Una sentenza della Corte di Appello di Salerno decreta il licenziamento della prima maestra con diploma magistrale. I giudici hanno deciso che una maestra di scuola elementare, quarant’anni, non ha più i requisiti per restare nelle graduatorie dei precari storici in cui era entrata nel 2015, con sentenza in primo grado favorevole emessa dal giudice del lavoro di Salerno. Quindi la maestra perde, insieme al diritto di restare in Gae, anche l’immissione in ruolo ottenuta l’1 settembre del 2017 dopo aver superato il primo anno di prova in una scuola elementare di Giffoni Valle Piana.
The headmaster of the school where the teacher works will be responsible for terminating his employment contract, the Education Authority said.

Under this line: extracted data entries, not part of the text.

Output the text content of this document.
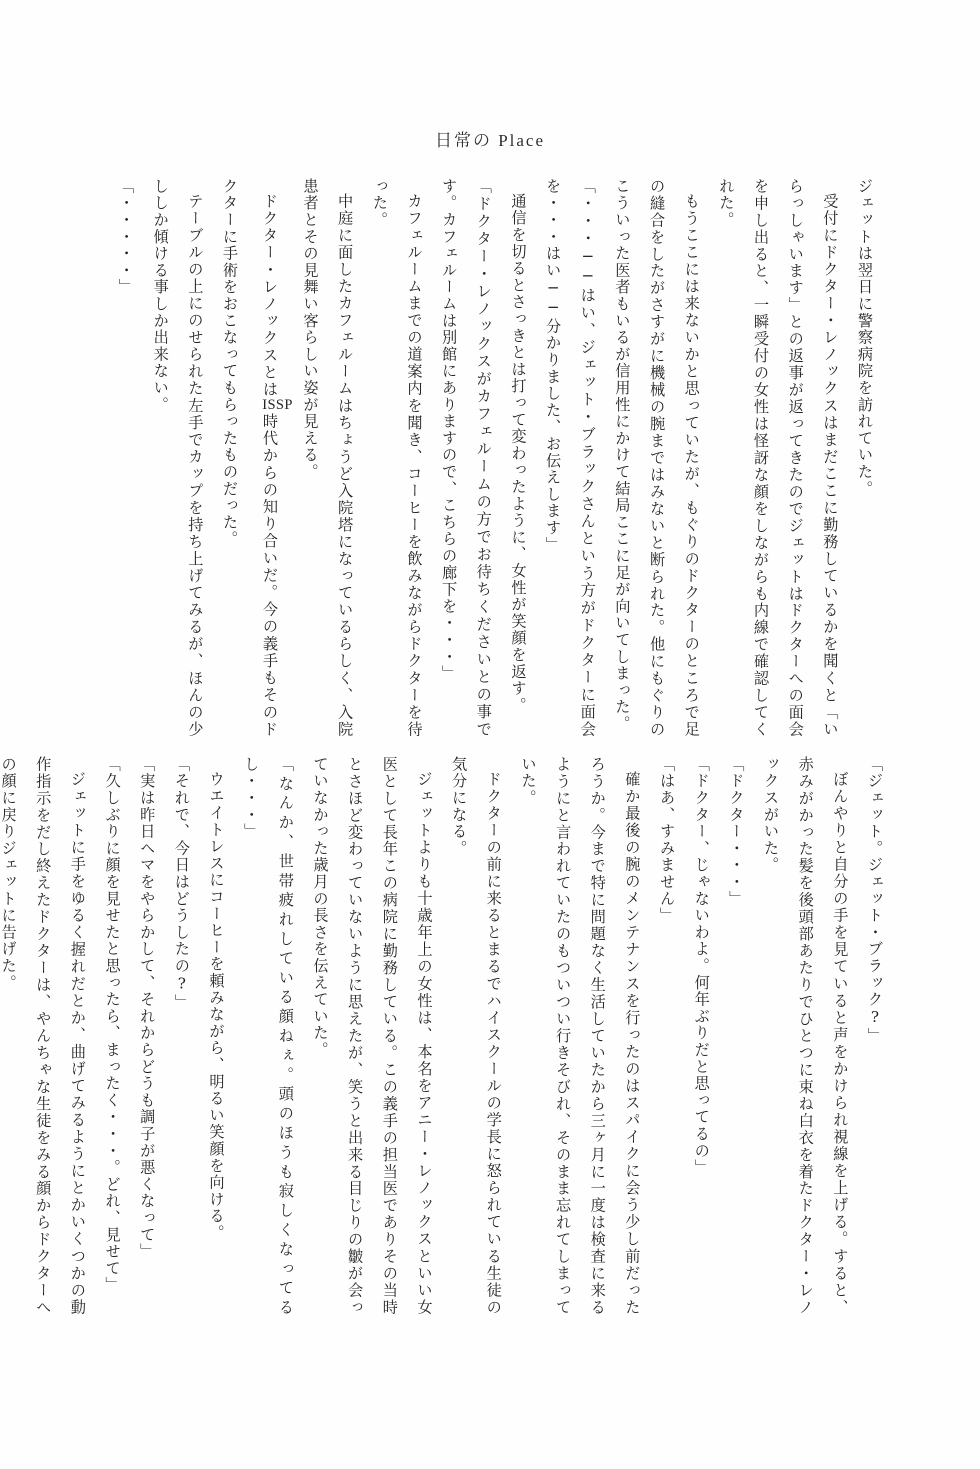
日常の Place

ジェットは翌日に警察病院を訪れていた。

受付にドクター・レノックスはまだここに勤務しているかを聞くと「いらっしゃいます」との返事が返ってきたのでジェットはドクターへの面会を申し出ると、一瞬受付の女性は怪訝な顔をしながらも内線で確認してくれた。

もうここには来ないかと思っていたが、もぐりのドクターのところで足の縫合をしたがさすがに機械の腕まではみないと断られた。他にもぐりのこういった医者もいるが信用性にかけて結局ここに足が向いてしまった。

「・・・──はい、ジェット・ブラックさんという方がドクターに面会を・・・はい──分かりました、お伝えします」

通信を切るとさっきとは打って変わったように、女性が笑顔を返す。

「ドクター・レノックスがカフェルームの方でお待ちくださいとの事です。カフェルームは別館にありますので、こちらの廊下を・・・」

カフェルームまでの道案内を聞き、コーヒーを飲みながらドクターを待った。

中庭に面したカフェルームはちょうど入院塔になっているらしく、入院患者とその見舞い客らしい姿が見える。

ドクター・レノックスとはISSP時代からの知り合いだ。今の義手もそのドクターに手術をおこなってもらったものだった。

テーブルの上にのせられた左手でカップを持ち上げてみるが、ほんの少ししか傾ける事しか出来ない。

「・・・・・」

「ジェット。ジェット・ブラック?」

ぼんやりと自分の手を見ていると声をかけられ視線を上げる。すると、赤みがかった髪を後頭部あたりでひとつに束ね白衣を着たドクター・レノックスがいた。

「ドクター・・・」

「ドクター、じゃないわよ。何年ぶりだと思ってるの」

「はあ、すみません」

確か最後の腕のメンテナンスを行ったのはスパイクに会う少し前だったろうか。今まで特に問題なく生活していたから三ヶ月に一度は検査に来るようにと言われていたのもついつい行きそびれ、そのまま忘れてしまっていた。

ドクターの前に来るとまるでハイスクールの学長に怒られている生徒の気分になる。

ジェットよりも十歳年上の女性は、本名をアニー・レノックスといい女医として長年この病院に勤務している。この義手の担当医でありその当時とさほど変わっていないように思えたが、笑うと出来る目じりの皺が会っていなかった歳月の長さを伝えていた。

「なんか、世帯疲れしている顔ねぇ。頭のほうも寂しくなってるし・・・」

ウエイトレスにコーヒーを頼みながら、明るい笑顔を向ける。

「それで、今日はどうしたの?」

「実は昨日ヘマをやらかして、それからどうも調子が悪くなって」

「久しぶりに顔を見せたと思ったら、まったく・・・。どれ、見せて」

ジェットに手をゆるく握れだとか、曲げてみるようにとかいくつかの動作指示をだし終えたドクターは、やんちゃな生徒をみる顔からドクターへの顔に戻りジェットに告げた。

This is a case that has never happened before in Italy and that risks representing a worrying precedent for the over fifty thousand teachers with a teacher training diploma in the rest of the country who have been fighting since last December, that is, since the plenary session of the Council of State decided that the teacher training diploma dating back to the 2001-2002 school year is no longer valid for inclusion in the sliding rankings for the role. In Salerno, three hundred teachers are in the balance, twenty of whom are already in tenured positions. The Appeal ruling supports the Miur, which had appealed against the first-instance ruling of the labor judge issued on December 2, 2015 in favor of the teacher.
A demonstration is ready in Rome in front of the Ministry of Education. “This is a unique case in Italy,” denounces Vincenzo Pastore, general secretary of Cisl Scuola, a few hours after the government’s decision to freeze the positions of qualified teachers for 120 days, “we find ourselves having to deal with the first dismissal of a qualified teacher previously included in Gae as a result of a ruling by the labor judge. We need a regulatory intervention that will fix the situation forever without wasting any more time. Terrible scenarios are opening up,” denounces Pastore, “I see a serious disparity in treatment. There are those who have the role and those who are fired despite having the same qualification. This is not the way to go.”
“It’s the end of a dream, I feel lost,” the fired elementary school teacher vents. “I feel like I’ve been made fun of. I no longer have faith in justice,” the teacher told her lawyer Marta Borghese.